On Tuesday, a citizen-led referendum in Toledo to provide Lake Erie a “Bill of Rights” passed by an impressive 61-39 margin, according to the Toledo Blade’s coverage of the unofficial election results. Yes — you read that right — the Lake now has rights, thanks to a small group of determined citizens in Toledo. The initiative requires that the Toledo City Charter be amended to provide that the Lake Erie watershed has legal rights to “exist and flourish,” and provides a right for citizens to sue private actors that threaten the Lake’s health. A farm family has already sued to have the law thrown out, arguing that the bill will allow anyone in the city to sue local farmers for harmful algae blooms that frequently develop in the Lake.
- Toledoans for Safe Water submitted approximately 10,000 signatures to get the Bill of Rights on the ballot.
- Turnout for the special election — it drew only about nine percent of Toledo’s registered voters to the polls.
- Clean water in Lake Erie is an important part of Toledoans’ quality of life — it provides important recreation and also drinking water to 12 million U.S. and Canadian citizens.

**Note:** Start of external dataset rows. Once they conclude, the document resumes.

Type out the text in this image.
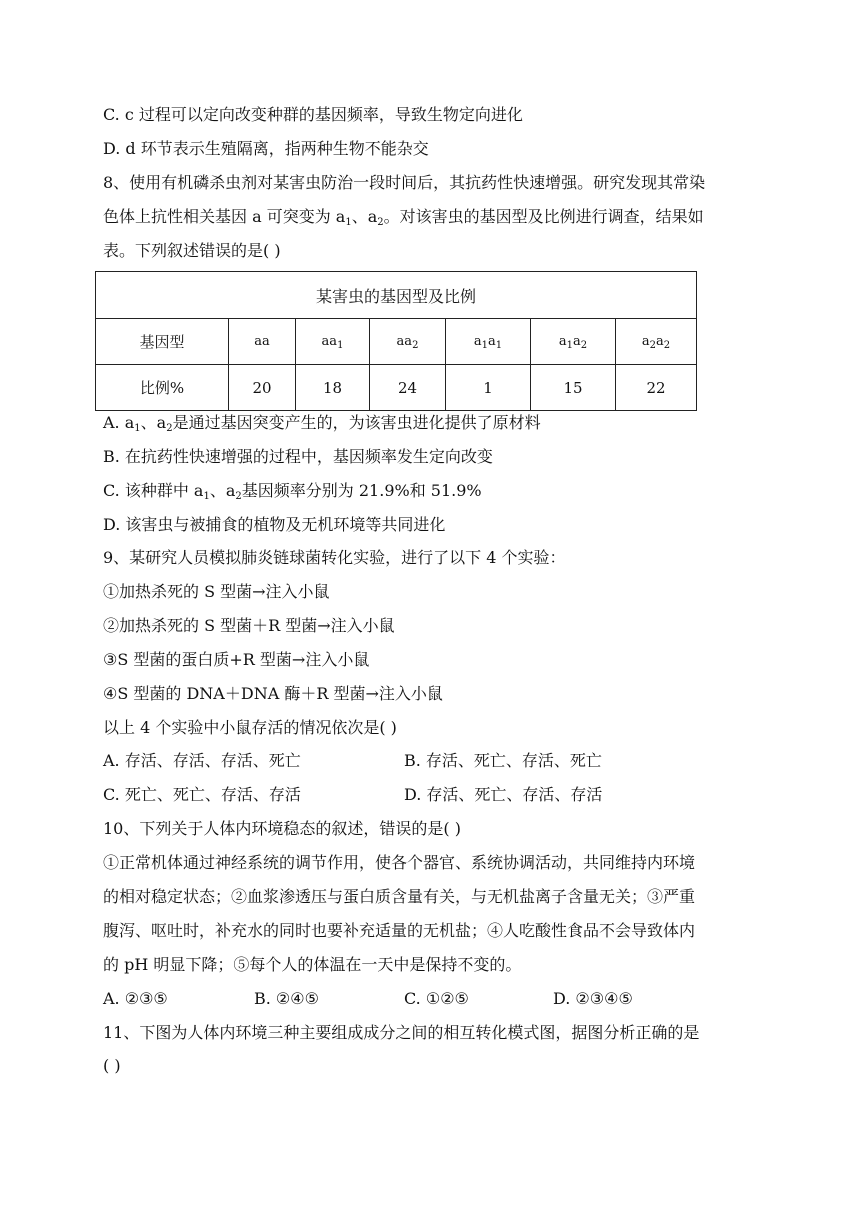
C. c 过程可以定向改变种群的基因频率，导致生物定向进化
D. d 环节表示生殖隔离，指两种生物不能杂交
8、使用有机磷杀虫剂对某害虫防治一段时间后，其抗药性快速增强。研究发现其常染
色体上抗性相关基因 a 可突变为 $a_1$、$a_2$。对该害虫的基因型及比例进行调查，结果如
表。下列叙述错误的是( )
某害虫的基因型及比例						
基因型	aa	$aa_1$	$aa_2$	$a_1a_1$	$a_1a_2$	$a_2a_2$
比例%	20	18	24	1	15	22
A. $a_1$、$a_2$是通过基因突变产生的，为该害虫进化提供了原材料
B. 在抗药性快速增强的过程中，基因频率发生定向改变
C. 该种群中 $a_1$、$a_2$基因频率分别为 21.9%和 51.9%
D. 该害虫与被捕食的植物及无机环境等共同进化
9、某研究人员模拟肺炎链球菌转化实验，进行了以下 4 个实验：
①加热杀死的 S 型菌→注入小鼠
②加热杀死的 S 型菌＋R 型菌→注入小鼠
③S 型菌的蛋白质+R 型菌→注入小鼠
④S 型菌的 DNA＋DNA 酶＋R 型菌→注入小鼠
以上 4 个实验中小鼠存活的情况依次是( )
A. 存活、存活、存活、死亡	B. 存活、死亡、存活、死亡
C. 死亡、死亡、存活、存活	D. 存活、死亡、存活、存活
10、下列关于人体内环境稳态的叙述，错误的是( )
①正常机体通过神经系统的调节作用，使各个器官、系统协调活动，共同维持内环境
的相对稳定状态；②血浆渗透压与蛋白质含量有关，与无机盐离子含量无关；③严重
腹泻、呕吐时，补充水的同时也要补充适量的无机盐；④人吃酸性食品不会导致体内
的 pH 明显下降；⑤每个人的体温在一天中是保持不变的。
A. ②③⑤	B. ②④⑤	C. ①②⑤	D. ②③④⑤
11、下图为人体内环境三种主要组成成分之间的相互转化模式图，据图分析正确的是
( )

This is, according to Vox, the first “rights-based legislation aimed at protecting a whole US ecosystem: the lake, its tributaries, and the many species that live off it” in the U.S. — but this type of law is gaining popularity in other countries, such as Ecuador, Colombia, India, and New Zealand. This kind of law builds off a famous 1972 court case called Sierra Club v. Morton, in which the Court held that nature did not have legal rights, but Justice William O. Douglas dissented, saying “Contemporary public concern for protecting nature’s ecological equilibrium should lead to the conferral of standing upon environmental objects to sue for their own preservation.”
Why This Matters: And people think that the Green New Deal is radical! But as Vox put it, “If we find it strange to view nature the way we view people, that may just be because we’ve grown up in an anthropocentric intellectual tradition that treats the natural world as an object to be examined and exploited for human use, rather than as a subject to be communed with and respected.” Clearly, given what we are up against in climate change, we need to change our traditional ways of thinking about the environment and nature. And our current system allows too many environmental harms — such as toxic algal blooms — to occur without penalty or accountability. So lead the way, Toledoans — show us how to protect Lake Erie and beyond.